Pemikiran dan doa—nilai dan kuasanya 

Dari Bentara Ilmupengetahuan Kristen - 24 Oktober 2018

Aslinya diterbitkan di edisi 13 Agustus 2018 majalah Christian Science Sentinel


Kalau kita membaca kolom Surat kepada Redaksi di surat kabar mana pun atau melihat apa yang sedang hangat dibicarakan di media sosial, kita dapat merasakan denyut masalah-masalah yang sedang terjadi saat ini. Baru-baru ini ajakan untuk memberikan “pemikiran dan doa” kepada para korban tragedi menyulut reaksi negatif dalam pembicaraan masyarakat. Banyak yang mengatakan bahwa pemikiran dan doa tidaklah cukup dan tidak benar-benar berguna. Mereka mengatakan, bahwa tindakan yang konkrit harus diberikan sekarang.  

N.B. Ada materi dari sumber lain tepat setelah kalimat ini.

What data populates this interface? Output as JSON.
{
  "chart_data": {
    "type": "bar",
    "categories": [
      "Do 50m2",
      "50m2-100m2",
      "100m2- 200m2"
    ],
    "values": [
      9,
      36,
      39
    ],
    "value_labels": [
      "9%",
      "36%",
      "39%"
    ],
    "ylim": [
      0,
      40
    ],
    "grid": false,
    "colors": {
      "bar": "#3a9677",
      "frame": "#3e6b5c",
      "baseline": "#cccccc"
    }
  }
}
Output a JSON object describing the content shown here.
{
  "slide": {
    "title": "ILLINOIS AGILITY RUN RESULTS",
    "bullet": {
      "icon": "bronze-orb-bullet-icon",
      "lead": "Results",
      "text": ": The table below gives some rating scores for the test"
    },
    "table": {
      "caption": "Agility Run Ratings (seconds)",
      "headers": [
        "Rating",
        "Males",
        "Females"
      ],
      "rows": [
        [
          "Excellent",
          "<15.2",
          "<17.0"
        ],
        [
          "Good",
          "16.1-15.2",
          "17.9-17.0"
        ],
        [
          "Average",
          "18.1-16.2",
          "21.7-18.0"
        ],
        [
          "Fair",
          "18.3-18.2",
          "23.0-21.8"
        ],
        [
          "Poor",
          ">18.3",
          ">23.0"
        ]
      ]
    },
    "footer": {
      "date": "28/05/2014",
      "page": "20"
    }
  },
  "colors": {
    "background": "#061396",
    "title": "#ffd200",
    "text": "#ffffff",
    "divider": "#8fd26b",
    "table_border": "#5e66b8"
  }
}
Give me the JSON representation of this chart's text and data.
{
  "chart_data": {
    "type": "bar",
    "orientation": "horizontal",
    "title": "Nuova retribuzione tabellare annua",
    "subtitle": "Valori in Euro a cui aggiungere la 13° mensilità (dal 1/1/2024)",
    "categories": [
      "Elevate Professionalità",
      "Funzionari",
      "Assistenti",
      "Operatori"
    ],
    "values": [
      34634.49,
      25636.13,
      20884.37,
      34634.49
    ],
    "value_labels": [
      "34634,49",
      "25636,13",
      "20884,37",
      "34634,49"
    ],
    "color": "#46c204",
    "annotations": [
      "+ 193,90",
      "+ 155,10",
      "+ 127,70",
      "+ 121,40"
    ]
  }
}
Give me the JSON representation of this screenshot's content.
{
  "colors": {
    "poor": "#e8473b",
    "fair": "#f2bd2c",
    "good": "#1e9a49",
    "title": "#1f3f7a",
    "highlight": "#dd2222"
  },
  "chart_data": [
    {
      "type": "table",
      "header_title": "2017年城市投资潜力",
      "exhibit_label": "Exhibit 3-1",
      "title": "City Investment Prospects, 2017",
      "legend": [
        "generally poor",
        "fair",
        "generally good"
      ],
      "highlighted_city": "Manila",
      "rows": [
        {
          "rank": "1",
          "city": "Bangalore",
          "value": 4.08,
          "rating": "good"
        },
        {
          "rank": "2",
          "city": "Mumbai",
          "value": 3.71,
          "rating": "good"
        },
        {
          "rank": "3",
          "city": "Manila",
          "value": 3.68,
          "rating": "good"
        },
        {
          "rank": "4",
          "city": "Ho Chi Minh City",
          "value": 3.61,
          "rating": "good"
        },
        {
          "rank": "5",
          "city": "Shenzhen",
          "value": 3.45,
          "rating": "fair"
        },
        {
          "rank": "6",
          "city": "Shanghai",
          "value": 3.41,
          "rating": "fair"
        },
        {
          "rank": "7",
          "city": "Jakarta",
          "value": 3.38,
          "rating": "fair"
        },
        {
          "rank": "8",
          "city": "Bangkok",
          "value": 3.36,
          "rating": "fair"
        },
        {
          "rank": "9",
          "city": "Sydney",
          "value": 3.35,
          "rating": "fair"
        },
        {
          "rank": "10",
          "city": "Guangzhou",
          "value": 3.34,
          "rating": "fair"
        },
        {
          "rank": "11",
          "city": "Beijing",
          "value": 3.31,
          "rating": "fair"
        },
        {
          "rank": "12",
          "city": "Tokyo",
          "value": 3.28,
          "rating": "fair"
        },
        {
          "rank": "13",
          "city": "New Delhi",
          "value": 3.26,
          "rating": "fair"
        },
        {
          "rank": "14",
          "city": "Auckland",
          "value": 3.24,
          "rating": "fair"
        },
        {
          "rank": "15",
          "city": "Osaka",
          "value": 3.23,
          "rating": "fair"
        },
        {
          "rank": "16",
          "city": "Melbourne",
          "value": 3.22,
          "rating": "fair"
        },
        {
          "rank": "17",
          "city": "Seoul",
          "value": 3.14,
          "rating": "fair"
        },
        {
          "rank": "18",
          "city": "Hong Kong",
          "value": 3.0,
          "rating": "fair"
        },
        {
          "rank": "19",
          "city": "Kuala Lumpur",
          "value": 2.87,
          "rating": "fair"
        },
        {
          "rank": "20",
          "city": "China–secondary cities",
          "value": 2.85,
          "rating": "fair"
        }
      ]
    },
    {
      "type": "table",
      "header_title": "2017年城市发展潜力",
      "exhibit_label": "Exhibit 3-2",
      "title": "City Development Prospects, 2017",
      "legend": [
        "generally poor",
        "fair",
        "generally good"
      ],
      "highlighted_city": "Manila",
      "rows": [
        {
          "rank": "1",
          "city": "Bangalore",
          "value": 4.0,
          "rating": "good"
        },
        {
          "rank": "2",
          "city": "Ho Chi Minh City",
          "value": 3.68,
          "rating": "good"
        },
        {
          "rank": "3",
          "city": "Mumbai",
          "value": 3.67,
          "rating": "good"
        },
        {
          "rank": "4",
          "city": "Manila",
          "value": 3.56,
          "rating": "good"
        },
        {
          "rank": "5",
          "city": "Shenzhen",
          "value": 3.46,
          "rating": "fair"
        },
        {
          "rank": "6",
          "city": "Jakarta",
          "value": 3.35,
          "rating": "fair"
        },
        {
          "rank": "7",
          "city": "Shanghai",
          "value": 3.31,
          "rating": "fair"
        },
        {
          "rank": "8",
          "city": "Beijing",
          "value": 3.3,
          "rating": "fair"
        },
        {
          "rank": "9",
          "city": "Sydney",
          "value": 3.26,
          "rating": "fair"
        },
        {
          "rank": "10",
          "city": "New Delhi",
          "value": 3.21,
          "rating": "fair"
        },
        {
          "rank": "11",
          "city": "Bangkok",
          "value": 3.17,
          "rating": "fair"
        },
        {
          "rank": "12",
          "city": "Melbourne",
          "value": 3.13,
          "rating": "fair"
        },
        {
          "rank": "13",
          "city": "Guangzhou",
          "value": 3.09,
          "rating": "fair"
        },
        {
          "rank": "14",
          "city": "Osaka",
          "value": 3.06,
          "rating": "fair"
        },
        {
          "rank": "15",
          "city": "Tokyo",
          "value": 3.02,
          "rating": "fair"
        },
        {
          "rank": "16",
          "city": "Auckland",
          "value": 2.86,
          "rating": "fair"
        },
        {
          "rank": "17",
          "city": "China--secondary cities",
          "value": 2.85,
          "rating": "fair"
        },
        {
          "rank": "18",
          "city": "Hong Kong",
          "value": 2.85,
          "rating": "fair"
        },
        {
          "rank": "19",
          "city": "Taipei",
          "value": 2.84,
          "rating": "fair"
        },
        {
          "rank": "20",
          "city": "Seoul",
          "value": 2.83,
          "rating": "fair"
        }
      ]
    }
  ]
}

Meskipun demikian, orang sedang benar-benar mencari jawaban yang menyembuhkan untuk berbagai macam masalah sosial: penembakan masal, kecanduan obat, bunuh diri, keputus-asaan, depresi. Kearifan dan solusi sangat dibutuhkan. Pertanyaannya adalah: Dapatkah pemikiran dan doa membawa perubahan di dunia?  

Tentu saja, pemikiran dan doa mungkin hanya merupakan upaya yang dangkal, beberapa kata hafalan yang diucapkan dengan sedikit makna saja. Retorika yang membosankan selalu gagal mengangkat semangat kita, jadi tidak ada gunanya. Tetapi saya mendapati bahwa pemikiran serta doa yang diilhami, yang didasarkan pada pemahaman tentang hukum-hukum Allah yang fundamental, telah selalu merupakan pertolongan yang senantiasa hadir dan penuh kuasa dalam kesulitan. Bagaimanakah kita memberi substansi seperti itu kepada doa—dan mendapatkan hasil yang praktis?

Merenungkan secara mendalam ajaran Sang Guru kita, Yesus Kristus, dan berdoa untuk meresapi rohnya adalah kuncinya. Misalnya, Yesus menegaskan hal yang berikut ini sebagai dua perintah yang terbesar: “Kasihilah Tuhan, Allahmu, dengan segenap hatimu dan dengan segenap jiwamu dan dengan segenap akal budimu dan dengan segenap kekuatanmu ... Kasihilah sesamamu manusia seperti dirimu sendiri” (Markus 12:30, 31). Ajarannya jelas, murni, dan dalam. Keinginan untuk mematuhinya, dan untuk memahami dan hidup sesuai ajarannya dengan konsisten, menjadikan pikiran tetap tanggap kepada Allah. Dan tindakan yang penuh pemikiran memberkati sesama kita.  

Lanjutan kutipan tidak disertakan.